Nasaw Claims Carnegie Believed in Importance of Basic Scientific Research
But notice that the two main examples of what Carnegie himself chose to fund (the Wilson Observatory and the yacht to collect geophysical data), were empirically oriented, not theoretically oriented.
(p. 480) Carnegie was, as Harvard President James Bryant Conant would comment in 1935 on the centenary of his birth, "more than a generation ahead of most business men of this country [in understanding] the importance of science to industry." He recognized far better than his peers how vital basic scientific research was to the applied research that industry fed off. George Ellery Hale, an astronomer and astrophysicist, later to be the chief architect of the National Research Council, was astounded when he learned of Carnegie's commitment to pure research. "The provision of a large endowment solely for scientific research seemed almost too good to be true.... Knowing as I did the difficulties of obtaining money for this purpose and (p. 481) devoted as I was to research rather than teaching, I could appreciate some of the possibilities of such an endowment." Hale applied for funds to build an observatory on Mount Wilson in California, and got what he asked for. It would take until 1909 to build and install a 60-inch reflecting telescope in the observatory; in 1917, a second 100-inch telescope, the largest in the world, was added.

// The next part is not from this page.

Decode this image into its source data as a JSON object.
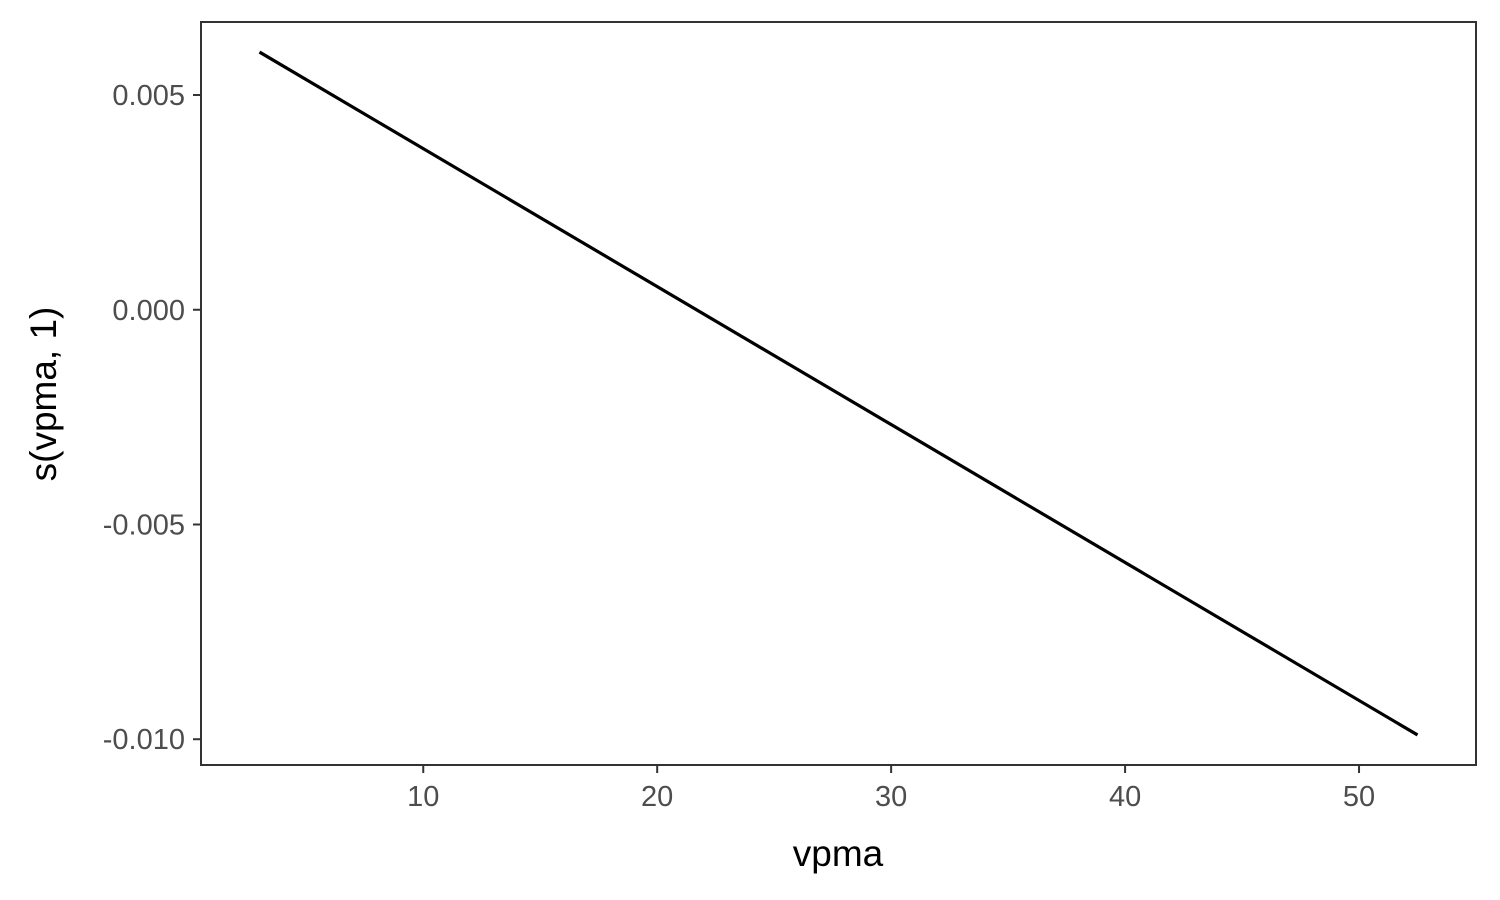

The Mount Wilson Observatory-- and the work of its astronomers and astrophysicists-- was only one of the projects funded in the early years of the new institution. Another, of which Carnegie was equally proud, was the outfitting of the Carnegie, an oceangoing yacht with auxiliary engine, built of wood and bronze so that it could collect geophysical data without the errors inflicted on compass readings by iron and steel. The ship was launched in 1909; by 1911, Carnegie could claim that the scientists on board had already been able to correct several significant errors on navigational maps.
Nasaw, David. Andrew Carnegie. New York: Penguin Press, 2006.
(Note: ellipsis, and italics, in original.)
(Note: the pagination of the hardback and paperback editions of Nasaw's book are the same.)